High-speed train fault detection with unsupervised causality-based feature extraction methods

With the development of smart sensors, large amount of operating data collected from a complex system as a high-speed train providing opportunities in efficient and effective fault detection and diagnosis (FDD). The data brings also challenges in the FDD modelling process, since the various signals may be redundant, useless and noisy for the FDD modelling of a specific sub-system. The data-driven methods suffer also from the curse of dimensionality. Feature dimension reduction can reduce the dimension of the monitoring dataset and eliminate the useless information. Different from the classical methods based on the correlation among variables, recent studies have shown that causality-based methods can make the FDD model more explanatory and robust.
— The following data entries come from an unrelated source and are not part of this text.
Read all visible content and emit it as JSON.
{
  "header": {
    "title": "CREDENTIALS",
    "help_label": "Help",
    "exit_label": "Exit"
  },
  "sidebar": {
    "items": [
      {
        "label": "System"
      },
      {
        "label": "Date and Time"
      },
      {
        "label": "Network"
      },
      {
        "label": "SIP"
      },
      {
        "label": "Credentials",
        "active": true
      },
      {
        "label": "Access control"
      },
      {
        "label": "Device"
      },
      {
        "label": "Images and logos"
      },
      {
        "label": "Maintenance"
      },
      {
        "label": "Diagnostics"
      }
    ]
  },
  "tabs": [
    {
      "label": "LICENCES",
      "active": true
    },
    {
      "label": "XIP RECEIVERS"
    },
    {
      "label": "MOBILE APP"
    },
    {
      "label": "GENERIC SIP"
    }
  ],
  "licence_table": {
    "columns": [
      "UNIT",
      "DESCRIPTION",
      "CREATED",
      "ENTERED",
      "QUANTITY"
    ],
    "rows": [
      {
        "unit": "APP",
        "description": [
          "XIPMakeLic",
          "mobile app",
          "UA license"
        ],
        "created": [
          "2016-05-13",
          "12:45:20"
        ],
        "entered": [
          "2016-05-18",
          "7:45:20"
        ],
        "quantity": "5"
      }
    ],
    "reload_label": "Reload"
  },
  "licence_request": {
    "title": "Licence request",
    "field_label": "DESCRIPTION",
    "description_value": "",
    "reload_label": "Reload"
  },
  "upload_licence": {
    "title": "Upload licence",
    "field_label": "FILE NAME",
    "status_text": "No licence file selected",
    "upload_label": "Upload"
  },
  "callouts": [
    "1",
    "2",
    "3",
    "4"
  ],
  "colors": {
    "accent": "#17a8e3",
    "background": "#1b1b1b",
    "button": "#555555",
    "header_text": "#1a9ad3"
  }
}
From the adjacency matrix of the causal network diagram, three unsupervised causality-based feature extraction methods for FDD in the braking system of a high-speed train are proposed in this paper. By constructing the causal network diagram among the raw monitoring feature variables through the causal discovery algorithm, the proposed methods extract informative features based on the causal adjacency matrix or the full causal adjacency matrix proposed in this work. These methods are adopted for fault detection with real dataset collected from the braking system in a high-speed train to verify their effectiveness. The experimental results show that the proposed causality-based feature extraction methods are effective and have certain advantages in comparison with the classical correlation-based methods. Especially, the feature extraction method based on the correlation matrix constructed from full causal adjacency matrix achieves better and stable results than the benchmark methods in the experiment.

Automated summary

With the advancement of smart sensors, there are more opportunities for efficient and effective fault detection and diagnosis in complex systems like high-speed trains. However, challenges arise due to the redundancy, uselessness, and noise of the collected data, as well as the curse of dimensionality in data-driven methods. Causality-based feature extraction methods have been shown to offer more explanatory and robust FDD modeling than traditional correlation-based methods, with experiments demonstrating their effectiveness and advantages in fault detection.